Popular UK TV hosts Ant and Dec have extended their relationship with ITV under a new contract that puts them exclusively on the channel until at least the end of 2019. The three-year deal includes further cycles of reality series I’m A Celebrity… Get Me Out Of Here!, which returned Sunday night with an average 10.7M; Britain’s Got Talent; and Ant And Dec’s Saturday Night Takeaway, which launched in February with 8.7M, the show’s biggest audience in more than a decade. An NBC version, Best Time Ever With Neil Patrick Harris, ran in the U.S. from September 15- November 3, 2015 before being cancelled. Ant and Dec joined ITV in 1998, presenting the Saturday morning shows SM:tv LIVE and CD:UK. The award-winning duo has a record-breaking 30 National Television Awards (including Most Popular Entertainment Presenters for 15 consecutive years), 12 BAFTAs, 8 RTS Awards and several TV Choice Awards. The pair will continue on the three main shows and explore further opportunities both in front of and behind the camera.

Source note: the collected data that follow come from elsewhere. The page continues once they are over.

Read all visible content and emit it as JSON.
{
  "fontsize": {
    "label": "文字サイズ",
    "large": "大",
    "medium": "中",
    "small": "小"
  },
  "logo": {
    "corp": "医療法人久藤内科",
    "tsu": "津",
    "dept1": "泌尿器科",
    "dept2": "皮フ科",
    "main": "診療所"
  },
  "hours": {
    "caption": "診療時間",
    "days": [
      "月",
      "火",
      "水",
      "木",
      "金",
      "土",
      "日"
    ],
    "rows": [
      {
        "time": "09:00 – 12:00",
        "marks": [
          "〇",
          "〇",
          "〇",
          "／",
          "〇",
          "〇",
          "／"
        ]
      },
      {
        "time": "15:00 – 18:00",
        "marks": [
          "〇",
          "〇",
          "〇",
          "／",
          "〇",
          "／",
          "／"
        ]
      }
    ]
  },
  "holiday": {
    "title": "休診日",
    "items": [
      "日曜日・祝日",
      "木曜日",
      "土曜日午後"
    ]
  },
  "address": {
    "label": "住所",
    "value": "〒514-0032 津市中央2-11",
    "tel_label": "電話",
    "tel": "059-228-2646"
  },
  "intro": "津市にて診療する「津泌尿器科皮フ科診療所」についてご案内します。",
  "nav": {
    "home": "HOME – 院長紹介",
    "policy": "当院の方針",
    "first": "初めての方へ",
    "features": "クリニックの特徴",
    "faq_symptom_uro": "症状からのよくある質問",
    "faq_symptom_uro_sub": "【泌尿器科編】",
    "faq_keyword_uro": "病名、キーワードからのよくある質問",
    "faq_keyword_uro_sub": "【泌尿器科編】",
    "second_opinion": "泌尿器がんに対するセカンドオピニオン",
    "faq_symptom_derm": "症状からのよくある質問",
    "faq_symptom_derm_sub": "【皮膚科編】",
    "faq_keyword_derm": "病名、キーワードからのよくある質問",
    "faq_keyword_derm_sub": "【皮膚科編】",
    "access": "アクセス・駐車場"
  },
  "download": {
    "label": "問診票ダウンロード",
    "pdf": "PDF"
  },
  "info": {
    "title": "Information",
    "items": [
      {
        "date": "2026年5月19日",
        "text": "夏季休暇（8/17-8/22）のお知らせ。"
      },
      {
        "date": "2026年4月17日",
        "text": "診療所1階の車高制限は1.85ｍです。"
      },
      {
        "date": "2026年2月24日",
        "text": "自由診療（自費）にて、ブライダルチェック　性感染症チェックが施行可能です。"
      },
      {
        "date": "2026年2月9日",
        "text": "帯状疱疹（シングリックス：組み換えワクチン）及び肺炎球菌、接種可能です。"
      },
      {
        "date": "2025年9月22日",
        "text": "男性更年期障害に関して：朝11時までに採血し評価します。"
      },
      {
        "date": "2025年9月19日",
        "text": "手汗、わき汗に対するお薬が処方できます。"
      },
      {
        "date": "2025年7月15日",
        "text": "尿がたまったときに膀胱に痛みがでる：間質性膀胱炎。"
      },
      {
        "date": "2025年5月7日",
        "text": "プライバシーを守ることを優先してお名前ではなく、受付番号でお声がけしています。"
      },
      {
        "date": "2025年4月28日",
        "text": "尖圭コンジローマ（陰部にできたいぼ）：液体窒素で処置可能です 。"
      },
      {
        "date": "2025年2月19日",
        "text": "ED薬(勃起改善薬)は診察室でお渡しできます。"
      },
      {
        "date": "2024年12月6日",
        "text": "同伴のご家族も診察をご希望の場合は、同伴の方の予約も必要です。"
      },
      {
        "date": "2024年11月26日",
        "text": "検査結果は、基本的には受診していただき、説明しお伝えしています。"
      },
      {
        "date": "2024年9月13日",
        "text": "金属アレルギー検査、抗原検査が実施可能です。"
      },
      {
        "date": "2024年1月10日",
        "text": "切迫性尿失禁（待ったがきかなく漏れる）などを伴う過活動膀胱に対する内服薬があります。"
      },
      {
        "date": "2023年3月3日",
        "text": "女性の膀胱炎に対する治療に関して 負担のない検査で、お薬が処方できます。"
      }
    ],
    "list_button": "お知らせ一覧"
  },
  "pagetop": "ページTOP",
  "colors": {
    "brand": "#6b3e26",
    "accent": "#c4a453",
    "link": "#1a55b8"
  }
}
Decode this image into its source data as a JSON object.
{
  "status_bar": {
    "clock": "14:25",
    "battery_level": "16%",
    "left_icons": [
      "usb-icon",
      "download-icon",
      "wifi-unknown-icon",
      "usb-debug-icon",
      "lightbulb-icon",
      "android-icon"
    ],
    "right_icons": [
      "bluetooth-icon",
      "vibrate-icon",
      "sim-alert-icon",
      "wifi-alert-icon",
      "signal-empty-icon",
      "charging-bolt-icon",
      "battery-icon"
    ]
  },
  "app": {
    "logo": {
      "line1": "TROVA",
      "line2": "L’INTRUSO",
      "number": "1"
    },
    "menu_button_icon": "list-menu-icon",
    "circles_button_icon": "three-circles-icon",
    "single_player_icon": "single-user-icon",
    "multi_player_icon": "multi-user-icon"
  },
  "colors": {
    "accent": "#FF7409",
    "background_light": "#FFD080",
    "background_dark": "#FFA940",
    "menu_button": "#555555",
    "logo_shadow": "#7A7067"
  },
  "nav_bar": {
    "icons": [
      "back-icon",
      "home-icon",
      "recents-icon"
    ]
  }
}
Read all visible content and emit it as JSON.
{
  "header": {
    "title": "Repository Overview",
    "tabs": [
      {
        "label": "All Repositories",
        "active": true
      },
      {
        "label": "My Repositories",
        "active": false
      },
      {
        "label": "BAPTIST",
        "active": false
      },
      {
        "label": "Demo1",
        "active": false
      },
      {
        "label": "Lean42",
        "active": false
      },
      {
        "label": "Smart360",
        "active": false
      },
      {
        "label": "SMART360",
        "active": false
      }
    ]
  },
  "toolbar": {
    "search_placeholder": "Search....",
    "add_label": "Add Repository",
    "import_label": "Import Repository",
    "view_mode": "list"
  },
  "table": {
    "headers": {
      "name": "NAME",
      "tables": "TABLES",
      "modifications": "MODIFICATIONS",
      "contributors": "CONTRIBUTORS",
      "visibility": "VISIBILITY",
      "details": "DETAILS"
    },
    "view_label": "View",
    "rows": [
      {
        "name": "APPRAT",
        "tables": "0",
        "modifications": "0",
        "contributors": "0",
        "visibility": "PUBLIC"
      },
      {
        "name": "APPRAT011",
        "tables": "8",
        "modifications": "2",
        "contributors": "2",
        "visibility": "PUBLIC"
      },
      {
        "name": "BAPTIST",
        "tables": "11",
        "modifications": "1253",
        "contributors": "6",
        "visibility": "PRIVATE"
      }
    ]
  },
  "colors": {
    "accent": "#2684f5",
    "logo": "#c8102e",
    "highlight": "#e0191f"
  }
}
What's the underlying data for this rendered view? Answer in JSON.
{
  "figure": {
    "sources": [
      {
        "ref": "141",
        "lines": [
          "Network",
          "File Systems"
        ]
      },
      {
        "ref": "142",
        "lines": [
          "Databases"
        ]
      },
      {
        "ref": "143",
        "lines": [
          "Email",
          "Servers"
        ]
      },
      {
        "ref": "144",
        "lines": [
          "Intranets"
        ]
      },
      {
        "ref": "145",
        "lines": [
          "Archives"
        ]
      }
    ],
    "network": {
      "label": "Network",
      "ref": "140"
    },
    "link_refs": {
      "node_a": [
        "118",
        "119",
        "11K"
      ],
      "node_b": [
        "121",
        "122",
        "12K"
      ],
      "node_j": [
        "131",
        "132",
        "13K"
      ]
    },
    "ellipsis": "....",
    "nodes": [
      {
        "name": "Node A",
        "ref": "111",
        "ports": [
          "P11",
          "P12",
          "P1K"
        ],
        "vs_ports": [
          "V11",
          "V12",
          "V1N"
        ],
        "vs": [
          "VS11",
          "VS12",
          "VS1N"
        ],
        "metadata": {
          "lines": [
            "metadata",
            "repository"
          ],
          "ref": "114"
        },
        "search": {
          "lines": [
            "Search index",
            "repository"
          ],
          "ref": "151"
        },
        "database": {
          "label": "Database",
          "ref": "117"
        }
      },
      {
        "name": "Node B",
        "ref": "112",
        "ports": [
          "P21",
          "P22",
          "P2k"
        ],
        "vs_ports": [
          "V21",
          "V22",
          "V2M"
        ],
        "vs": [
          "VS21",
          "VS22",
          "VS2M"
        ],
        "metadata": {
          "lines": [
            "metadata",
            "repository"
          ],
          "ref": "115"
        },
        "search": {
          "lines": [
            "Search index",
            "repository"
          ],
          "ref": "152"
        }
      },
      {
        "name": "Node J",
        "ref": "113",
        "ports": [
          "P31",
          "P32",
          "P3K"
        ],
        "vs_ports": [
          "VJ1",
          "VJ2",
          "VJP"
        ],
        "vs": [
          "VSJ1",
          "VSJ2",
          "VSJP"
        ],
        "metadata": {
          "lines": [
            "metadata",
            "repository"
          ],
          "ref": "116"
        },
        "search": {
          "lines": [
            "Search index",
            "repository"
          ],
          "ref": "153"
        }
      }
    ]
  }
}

Harry Potter And The Cursed Child worked its magic at the London Evening Standard Theatre Awards on Sunday, scooping the Best Play prize at a star-studded ceremony. Best Actor was Ralph Fiennes for his work in The Master Builder and Richard III. Best Actress went to Billie Piper for Yerma and Best Musical Performance was won by Glenn Close for Sunset Boulevard at the London Coliseum. John Malkovich scored the Best Director award for Good Canary at the Rose Theatre. Sean Mathias’s production of Harold Pinter’s No Man’s Land at Wyndham’s theatre, and starring Ian McKellen and Patrick Stewart, was named best revival. The ceremony concluded with Kenneth Branagh receiving the special Lebedev award for his season of plays — including Romeo And Juliet and The Entertainer — at the Garrick Theatre. Harry Potter And The Cursed Child opened this summer to rave reviews at the Palace Theatre. Written by Jack Thorne and based on an original new story by Thorne, Potter creator JK Rowling, and John Tiffany, the production meets up with The Boy Who Lived after the events in the coda of Harry Potter And The Deathly Hallows and spawned a bestselling book of the play’s script.
BBC Two has ordered a new six-part cooking series starring Mary Berry. The former Great British Bake Off judge will celebrate some of the recipes that have formed the cornerstone of her cooking in Mary Berry’s Everyday, to be produced by Sidney Street. Venison, beekeeping and the great British pie are all on the menu. Broadcast is due in 2017. Executive producer is Tom Edwards, with Sidney Street’s Karen Ross. BBC Books will publish the accompanying book in January, following on from previous bestsellers Mary Berry: Foolproof Cooking, Mary Berry: Absolute Favourites and Mary Berry Cooks. Berry and BBC One recently said they were reteaming for another series, this one about Britain’s stately homes, after Bake Off was poached by ITV.
France’s prestigious Louis-Delluc Prize has set its shortlist of seven features. Hailing from such fests as Cannes, Berlin and Venice, the films will be judged by a jury led by former Cannes Film Festival president Gilles Jacob. Staying Vertical by Alain Guiraudie and La Mort De Louis XIV from Albert Serra are on the list. So are Things To Come from Mia Hansen-Love, which won the Silver Bear for directing in Berlin, and The Son Of Joseph helmed by Eugene Green. François Ozon’s Venice premiere Frantz; Bertrand Bonello’s Nocturama; and Claire Simon’s documentary Le Bois Dont Les Rêves Sont Faits round out the shortlist. Films vying for the feature debut Delluc have yet to be revealed. Prizes are to be handed out on December 14.